4.10. Terminal Deoxynucleotidyl Transferase-Mediated dUTP-Digoxygenin Nick End-Labeling Assay (TUNEL)

To evaluate apoptotic blastomeres in blastocysts, a TUNEL assay was performed using an in situ cell death detection kit (Roche, Basel, Switzerland). Blastocysts were washed three times in DPBS-PVA and fixed in 4% paraformaldehyde overnight at 4 °C. Fixed blastocysts were permeabilized in DPBS containing 0.5% Triton X-100 at RT for 60 min. Nonspecific binding sites were blocked by incubation with DPBS containing 10 mg/mL BSA for 1 h. Subsequently, blastocysts were washed three times with DPBS-PVA and stained with fluorescein-conjugated dUTP and terminal deoxynucleotidyl transferase for 1 h at 38.5 °C. Subsequently, the blastocysts were washed three times with DPBS-PVA and mounted on clean glass slides with DAPI. DAPI-labeled or TUNEL-positive nuclei were observed under a fluorescence microscope (Olympus). Total and apoptotic cell numbers per blastocyst were judged by counting the nuclei with blue (DAPI) and green (TUNEL) signals. Approximately seven to eight blastocysts per treatment group were used in the TUNEL assays in each independent experiment.

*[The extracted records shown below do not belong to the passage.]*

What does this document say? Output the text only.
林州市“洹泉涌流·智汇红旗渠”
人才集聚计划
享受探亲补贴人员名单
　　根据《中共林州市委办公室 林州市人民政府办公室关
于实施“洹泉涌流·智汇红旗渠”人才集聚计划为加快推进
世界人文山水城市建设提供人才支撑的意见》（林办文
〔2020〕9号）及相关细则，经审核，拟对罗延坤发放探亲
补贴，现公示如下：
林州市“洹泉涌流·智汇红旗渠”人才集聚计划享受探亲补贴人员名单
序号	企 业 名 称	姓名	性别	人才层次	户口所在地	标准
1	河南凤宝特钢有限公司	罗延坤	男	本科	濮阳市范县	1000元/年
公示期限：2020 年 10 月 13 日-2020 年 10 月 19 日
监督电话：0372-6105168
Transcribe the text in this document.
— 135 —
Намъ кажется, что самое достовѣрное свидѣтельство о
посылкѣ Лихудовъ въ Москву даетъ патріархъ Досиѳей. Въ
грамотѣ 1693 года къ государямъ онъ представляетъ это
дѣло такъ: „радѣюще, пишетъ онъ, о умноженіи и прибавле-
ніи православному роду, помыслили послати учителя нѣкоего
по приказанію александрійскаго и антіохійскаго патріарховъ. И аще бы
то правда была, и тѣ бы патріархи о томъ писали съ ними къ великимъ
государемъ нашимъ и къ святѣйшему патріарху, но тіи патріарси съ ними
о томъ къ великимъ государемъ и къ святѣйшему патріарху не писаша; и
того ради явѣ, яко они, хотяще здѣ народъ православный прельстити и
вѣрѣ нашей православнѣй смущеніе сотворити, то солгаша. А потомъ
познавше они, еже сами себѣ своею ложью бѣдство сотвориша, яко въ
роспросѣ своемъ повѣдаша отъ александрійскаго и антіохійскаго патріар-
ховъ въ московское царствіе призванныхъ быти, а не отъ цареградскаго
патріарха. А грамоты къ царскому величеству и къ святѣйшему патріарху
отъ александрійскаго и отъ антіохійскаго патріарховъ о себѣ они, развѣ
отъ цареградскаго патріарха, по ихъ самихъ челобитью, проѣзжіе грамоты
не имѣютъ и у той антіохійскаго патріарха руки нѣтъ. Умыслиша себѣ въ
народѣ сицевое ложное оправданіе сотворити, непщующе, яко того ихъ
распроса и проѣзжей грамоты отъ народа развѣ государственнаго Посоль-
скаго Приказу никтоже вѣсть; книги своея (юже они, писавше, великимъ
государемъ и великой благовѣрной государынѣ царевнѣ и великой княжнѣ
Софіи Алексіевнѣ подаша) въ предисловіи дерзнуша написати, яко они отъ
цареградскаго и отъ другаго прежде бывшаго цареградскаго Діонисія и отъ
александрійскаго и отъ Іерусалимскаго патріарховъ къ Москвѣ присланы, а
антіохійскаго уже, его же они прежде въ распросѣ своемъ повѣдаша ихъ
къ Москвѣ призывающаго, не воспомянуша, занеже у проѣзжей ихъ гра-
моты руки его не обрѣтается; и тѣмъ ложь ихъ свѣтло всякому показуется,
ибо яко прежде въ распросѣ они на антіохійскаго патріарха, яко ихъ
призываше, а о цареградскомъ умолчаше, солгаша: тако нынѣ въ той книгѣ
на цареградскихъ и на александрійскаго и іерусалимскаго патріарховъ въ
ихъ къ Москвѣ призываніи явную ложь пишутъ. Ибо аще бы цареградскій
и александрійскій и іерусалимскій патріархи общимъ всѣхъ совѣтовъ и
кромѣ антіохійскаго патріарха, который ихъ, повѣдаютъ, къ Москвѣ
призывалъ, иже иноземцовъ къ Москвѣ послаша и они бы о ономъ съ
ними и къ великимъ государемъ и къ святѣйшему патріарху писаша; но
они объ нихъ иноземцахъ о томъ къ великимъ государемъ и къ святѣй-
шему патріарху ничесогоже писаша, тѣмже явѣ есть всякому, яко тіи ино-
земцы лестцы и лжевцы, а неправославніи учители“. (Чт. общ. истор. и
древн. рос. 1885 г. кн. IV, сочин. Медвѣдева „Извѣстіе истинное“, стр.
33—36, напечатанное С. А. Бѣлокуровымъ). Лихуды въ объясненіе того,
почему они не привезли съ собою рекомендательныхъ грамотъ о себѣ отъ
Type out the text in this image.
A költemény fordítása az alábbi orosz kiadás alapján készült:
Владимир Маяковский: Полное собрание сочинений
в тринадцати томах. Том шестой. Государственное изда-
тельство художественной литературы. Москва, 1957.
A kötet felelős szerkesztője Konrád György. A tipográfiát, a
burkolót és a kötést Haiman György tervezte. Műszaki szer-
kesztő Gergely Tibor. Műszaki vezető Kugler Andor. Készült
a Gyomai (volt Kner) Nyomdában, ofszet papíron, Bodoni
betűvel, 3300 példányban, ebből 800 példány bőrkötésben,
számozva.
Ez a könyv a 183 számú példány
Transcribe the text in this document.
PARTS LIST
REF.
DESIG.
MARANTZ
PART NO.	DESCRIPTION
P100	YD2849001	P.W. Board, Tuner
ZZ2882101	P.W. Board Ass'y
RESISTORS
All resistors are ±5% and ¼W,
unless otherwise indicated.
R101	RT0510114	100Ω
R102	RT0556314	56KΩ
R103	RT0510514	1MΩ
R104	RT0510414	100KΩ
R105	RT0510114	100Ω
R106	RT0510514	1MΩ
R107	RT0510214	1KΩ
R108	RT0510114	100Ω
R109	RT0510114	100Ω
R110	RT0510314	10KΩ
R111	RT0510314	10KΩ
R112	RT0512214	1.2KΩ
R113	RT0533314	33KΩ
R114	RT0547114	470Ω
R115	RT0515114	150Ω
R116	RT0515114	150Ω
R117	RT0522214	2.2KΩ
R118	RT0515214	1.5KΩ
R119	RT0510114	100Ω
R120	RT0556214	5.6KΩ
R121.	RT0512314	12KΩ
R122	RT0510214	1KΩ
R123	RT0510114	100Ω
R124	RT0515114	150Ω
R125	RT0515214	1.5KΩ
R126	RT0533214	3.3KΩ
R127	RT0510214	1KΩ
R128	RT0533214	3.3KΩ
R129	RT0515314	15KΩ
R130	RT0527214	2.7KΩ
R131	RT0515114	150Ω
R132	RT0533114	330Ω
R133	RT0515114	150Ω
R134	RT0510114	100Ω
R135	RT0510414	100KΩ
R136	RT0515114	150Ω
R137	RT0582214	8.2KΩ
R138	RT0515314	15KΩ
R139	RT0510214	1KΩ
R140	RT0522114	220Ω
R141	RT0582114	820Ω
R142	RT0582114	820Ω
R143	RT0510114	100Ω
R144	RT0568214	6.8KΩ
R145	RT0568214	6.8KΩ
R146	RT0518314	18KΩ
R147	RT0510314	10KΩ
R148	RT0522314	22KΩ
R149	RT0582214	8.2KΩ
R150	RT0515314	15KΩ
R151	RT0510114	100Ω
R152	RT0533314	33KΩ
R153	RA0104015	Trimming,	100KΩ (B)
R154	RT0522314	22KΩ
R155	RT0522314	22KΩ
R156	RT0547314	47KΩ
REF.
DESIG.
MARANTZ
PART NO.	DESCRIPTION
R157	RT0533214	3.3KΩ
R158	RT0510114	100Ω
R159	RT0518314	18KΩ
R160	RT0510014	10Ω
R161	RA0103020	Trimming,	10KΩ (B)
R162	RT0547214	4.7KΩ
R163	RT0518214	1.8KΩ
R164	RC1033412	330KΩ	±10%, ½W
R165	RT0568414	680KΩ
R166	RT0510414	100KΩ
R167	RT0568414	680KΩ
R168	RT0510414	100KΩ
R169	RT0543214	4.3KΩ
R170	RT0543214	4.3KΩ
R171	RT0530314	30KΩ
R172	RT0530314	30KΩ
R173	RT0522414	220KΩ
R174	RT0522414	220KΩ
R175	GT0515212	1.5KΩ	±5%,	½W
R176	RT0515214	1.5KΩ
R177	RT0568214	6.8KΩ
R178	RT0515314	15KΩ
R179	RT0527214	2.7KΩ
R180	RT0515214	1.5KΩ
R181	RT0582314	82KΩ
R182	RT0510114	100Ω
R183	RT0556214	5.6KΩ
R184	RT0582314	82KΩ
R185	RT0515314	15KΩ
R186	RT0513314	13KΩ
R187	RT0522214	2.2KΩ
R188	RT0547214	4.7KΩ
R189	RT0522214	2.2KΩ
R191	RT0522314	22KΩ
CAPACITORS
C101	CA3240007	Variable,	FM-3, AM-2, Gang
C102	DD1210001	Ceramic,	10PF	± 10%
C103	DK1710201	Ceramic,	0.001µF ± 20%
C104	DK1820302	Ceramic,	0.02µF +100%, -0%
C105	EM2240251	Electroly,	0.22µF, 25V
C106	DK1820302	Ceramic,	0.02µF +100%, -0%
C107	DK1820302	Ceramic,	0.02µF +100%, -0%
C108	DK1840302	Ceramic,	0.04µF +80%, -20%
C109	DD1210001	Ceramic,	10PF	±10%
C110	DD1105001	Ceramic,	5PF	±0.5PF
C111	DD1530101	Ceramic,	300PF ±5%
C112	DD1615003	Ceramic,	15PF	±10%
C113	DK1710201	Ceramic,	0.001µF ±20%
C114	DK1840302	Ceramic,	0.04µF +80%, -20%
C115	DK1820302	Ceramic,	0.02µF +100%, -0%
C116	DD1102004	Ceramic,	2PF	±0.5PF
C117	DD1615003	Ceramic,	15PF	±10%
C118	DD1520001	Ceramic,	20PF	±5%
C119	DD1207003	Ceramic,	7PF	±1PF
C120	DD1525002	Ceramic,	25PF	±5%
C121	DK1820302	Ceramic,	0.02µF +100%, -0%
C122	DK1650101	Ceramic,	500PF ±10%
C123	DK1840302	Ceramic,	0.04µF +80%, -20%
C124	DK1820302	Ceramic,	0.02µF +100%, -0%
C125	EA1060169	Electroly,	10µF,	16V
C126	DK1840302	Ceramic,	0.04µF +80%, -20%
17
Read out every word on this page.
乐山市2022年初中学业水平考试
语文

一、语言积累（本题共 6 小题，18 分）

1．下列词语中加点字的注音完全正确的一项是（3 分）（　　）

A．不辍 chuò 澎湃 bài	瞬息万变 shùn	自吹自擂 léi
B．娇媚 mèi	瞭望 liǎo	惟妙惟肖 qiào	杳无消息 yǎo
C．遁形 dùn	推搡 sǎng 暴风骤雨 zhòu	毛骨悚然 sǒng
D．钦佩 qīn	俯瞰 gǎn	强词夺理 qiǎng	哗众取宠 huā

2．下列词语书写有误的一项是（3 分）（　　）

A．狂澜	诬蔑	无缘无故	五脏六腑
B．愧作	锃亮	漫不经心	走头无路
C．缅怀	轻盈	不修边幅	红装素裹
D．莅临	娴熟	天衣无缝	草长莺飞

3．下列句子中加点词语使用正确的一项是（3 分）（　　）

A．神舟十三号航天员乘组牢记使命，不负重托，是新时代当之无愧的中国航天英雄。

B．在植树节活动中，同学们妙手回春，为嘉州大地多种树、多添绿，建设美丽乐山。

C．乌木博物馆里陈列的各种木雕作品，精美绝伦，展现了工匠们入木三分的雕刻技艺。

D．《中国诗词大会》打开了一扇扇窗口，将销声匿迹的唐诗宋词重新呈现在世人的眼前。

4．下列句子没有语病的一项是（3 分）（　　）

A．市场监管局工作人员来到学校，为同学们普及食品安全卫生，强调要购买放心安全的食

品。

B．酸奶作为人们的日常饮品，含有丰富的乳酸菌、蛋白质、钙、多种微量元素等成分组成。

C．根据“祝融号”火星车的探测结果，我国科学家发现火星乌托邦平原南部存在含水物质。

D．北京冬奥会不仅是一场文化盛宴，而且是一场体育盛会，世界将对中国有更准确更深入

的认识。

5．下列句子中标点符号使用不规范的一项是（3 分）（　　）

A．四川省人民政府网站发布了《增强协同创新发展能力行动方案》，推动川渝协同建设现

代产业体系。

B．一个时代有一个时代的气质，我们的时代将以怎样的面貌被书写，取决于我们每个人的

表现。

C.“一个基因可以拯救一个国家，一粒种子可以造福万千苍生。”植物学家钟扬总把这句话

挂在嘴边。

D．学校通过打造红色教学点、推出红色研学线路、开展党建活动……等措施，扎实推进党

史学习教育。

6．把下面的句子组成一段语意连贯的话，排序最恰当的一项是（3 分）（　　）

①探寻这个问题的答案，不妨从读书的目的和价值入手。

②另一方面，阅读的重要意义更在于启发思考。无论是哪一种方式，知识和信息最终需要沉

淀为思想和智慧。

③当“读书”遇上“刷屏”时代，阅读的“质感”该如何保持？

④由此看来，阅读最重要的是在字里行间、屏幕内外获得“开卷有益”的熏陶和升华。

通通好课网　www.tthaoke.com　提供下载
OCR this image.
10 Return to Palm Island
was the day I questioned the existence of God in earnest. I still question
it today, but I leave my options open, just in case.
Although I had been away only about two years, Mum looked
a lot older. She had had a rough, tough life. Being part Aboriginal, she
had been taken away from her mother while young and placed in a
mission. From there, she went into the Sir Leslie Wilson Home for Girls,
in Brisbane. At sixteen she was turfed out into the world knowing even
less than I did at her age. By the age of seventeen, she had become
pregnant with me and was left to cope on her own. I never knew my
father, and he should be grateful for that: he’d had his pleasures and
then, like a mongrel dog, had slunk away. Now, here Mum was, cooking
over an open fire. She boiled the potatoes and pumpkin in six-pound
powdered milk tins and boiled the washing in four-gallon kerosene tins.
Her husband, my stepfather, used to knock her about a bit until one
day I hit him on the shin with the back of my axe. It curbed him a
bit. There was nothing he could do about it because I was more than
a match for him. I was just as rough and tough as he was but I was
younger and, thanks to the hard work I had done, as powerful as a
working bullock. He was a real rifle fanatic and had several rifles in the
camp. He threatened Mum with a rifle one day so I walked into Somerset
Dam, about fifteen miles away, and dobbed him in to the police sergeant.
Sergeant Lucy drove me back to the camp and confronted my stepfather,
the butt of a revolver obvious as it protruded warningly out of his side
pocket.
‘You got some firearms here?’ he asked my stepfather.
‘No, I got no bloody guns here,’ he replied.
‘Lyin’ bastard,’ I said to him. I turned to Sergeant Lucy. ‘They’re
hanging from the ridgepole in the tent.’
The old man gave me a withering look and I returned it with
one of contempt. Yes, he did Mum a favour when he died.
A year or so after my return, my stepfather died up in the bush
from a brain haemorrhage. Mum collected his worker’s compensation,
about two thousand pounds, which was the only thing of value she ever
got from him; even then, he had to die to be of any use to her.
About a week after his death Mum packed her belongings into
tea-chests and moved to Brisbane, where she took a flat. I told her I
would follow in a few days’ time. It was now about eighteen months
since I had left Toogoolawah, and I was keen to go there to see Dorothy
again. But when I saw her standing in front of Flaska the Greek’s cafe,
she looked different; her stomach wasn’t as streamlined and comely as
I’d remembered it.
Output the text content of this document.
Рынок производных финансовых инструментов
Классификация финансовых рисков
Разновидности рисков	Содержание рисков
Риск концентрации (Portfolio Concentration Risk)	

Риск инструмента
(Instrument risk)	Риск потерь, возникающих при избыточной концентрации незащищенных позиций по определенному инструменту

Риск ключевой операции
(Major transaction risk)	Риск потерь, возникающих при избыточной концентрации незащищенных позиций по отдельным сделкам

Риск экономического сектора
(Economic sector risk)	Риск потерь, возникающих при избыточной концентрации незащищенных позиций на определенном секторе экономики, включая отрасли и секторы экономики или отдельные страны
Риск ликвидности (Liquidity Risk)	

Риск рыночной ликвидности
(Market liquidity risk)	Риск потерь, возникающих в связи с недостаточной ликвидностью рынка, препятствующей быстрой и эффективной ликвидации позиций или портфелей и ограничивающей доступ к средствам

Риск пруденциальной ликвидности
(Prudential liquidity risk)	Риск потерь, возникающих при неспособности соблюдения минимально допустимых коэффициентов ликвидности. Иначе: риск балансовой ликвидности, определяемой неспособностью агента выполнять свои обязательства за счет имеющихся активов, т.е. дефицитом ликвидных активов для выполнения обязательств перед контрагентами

4.11. Statistical Analyses

All experiments were repeated at least three times. Data are expressed as the means ± standard error of the mean (SEM). Data were analyzed by analysis of variance (ANOVA), followed by Tukey’s multiple range test (Figure 3; data on development of SCNT embryos, Figure 7; maternal factor-related genes qRT-PCR) or Student’s t-test (Figure 1; data on H3K9me3 levels, Figure 2; data on H3K9me3- or DNMT-related genes qRT-PCR, Figure 4; data on CDX2, TUNEL, and pluripotency- or apoptosis-related genes qRT-PCR, Figure 5; data on H3K9me3 levels and H3K9me3-related genes qRT-PCR, Figure 6; data on 5-mc levels and DNMT-related genes qRT-PCR, Figure 7; data on LC3 and autophagy-related genes qRT-PCR), using SigmaStat Software (SPSS Inc., Chicago, IL, USA). p-values less than 0.05 were considered to indicate statistical significance.